At Monday’s Dinner, Poon creates the menu while his close friend Jacob Wharton-Shukster, a server at Origin, runs the front-of-house. Longtime wine aficionado Jeff Connell, whose day job is baking Woodlot’s excellent breads, comes up with pairings (he plans to bring bottles from his own collection to an upcoming dinner). Guests are a mix of industry types, older neighbourhood residents and leggings-clad twentysomethings.

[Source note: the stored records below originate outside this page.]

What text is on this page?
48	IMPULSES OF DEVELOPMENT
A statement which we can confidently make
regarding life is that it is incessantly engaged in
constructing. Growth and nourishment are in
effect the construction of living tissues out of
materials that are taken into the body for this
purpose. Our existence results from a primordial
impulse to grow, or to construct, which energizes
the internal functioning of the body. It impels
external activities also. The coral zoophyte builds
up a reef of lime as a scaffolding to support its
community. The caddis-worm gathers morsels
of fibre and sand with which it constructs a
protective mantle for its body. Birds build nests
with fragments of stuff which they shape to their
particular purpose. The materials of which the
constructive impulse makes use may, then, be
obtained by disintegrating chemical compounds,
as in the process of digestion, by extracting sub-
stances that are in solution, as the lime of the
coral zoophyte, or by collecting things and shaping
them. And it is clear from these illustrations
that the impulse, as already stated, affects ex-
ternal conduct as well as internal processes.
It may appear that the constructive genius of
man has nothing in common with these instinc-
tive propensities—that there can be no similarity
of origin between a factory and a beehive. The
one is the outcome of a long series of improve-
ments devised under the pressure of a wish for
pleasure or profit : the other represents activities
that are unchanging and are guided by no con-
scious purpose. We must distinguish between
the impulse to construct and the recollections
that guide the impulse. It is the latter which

Word about Poon’s pop-up restaurant spread quickly and others wanted in, so now each event features a guest chef. At $60 per head, including wine, the goal isn’t to make money, but to give chefs the chance to execute their vision. The Black Hoof’s Brandon Olsen served a pig’s head at one. At another, two young Filipino chefs (one from a fine-dining restaurant in the financial district, the other in the midst of opening a spot on Queen West) introduced diners to the food they grew up eating. In October, Poon and Dustin Gallagher, the executive chef at Grace, cooked a six-course Chinese meal with soft-poached quail eggs marinated in black tea, winter melon with homemade XO sauce, Peking duck and a black sesame soup with peanut butter–filled dumplings. “A lot of these guys don’t have the venue to do their own cooking,” says Poon. “They’re cooking someone else’s menu and vision. This night, the restaurant is yours. You decide the menu, the service, the decor, the music, everything.”

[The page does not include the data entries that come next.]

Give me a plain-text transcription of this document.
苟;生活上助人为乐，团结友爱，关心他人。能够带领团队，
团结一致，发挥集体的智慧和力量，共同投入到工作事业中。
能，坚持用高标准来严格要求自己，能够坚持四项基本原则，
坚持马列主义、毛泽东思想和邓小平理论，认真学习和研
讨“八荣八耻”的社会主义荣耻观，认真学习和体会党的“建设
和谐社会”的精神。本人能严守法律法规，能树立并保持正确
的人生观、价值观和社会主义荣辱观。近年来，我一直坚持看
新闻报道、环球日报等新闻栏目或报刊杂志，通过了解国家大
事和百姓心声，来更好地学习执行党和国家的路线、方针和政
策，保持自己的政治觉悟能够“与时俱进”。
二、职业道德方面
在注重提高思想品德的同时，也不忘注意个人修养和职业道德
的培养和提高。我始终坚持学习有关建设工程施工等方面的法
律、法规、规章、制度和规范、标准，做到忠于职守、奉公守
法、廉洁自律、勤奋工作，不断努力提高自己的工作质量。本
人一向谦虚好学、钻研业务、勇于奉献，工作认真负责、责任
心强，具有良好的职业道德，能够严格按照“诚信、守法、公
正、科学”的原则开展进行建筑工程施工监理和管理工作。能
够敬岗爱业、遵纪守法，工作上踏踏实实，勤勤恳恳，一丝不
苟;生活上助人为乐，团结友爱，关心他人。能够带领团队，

There are scores of similar events in Toronto that are giving cooks more creative freedom than they have in their regular gigs. At 86’d Mondays at The Drake, chefs compete in weekly cook-offs and tastings. On Wednesday evenings at Cocktail Bar, owner Jen Agg has a chef play bartender and come up with an original mixed drink and snack. Recently, Marben restaurant hosted a series of sausage cook-offs.

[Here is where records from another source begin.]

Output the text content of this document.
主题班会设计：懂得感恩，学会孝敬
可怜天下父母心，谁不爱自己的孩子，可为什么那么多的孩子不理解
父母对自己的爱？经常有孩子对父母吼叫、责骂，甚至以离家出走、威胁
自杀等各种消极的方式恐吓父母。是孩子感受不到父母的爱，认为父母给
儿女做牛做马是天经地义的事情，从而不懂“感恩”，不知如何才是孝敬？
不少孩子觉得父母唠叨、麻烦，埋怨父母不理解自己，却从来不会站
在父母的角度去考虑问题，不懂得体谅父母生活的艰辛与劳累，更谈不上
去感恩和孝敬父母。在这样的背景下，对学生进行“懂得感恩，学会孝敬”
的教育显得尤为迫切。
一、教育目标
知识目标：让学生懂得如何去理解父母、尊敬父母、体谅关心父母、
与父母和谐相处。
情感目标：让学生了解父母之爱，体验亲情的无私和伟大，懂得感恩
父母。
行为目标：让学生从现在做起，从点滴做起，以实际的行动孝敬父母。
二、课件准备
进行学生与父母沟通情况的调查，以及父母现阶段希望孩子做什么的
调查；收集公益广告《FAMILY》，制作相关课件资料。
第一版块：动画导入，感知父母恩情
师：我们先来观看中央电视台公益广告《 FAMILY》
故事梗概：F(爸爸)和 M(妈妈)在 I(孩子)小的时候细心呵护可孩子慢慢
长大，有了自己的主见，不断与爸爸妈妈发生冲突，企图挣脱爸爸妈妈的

But Poon’s dinners serve another purpose. He and Wharton-Shukster recently secured a spot at Brock and Queen in Parkdale to open a restaurant. They’re calling it Chantecler, after a Canadian breed of chicken, and hope to open the 24-seat dining room at the end of February. They’ll serve “progressive Canadian food or, to put it simply, fusion,” with influences from other cultures, including Poon’s Chinese heritage. Monday’s Dinner is practice for running their own place.

The pair hopes to continue the series at Chantecler, but in the meantime, their next event will be held on Nov. 14 at a vineyard in Prince Edward County (they’re chartering a bus for diners). Poon, along with his boss at Woodlot, David Haman, will cook a fall harvest menu over an open fire. “He’s been my mentor since I met him at 17,” says Poon of Haman. “But now we’re more like peers, which is what these dinners are about.”
The day after each Monday’s Dinner, tickets for the following event go on sale at 5 p.m. at Bellevue Café (61A Bellevue Ave., 647-340-8224).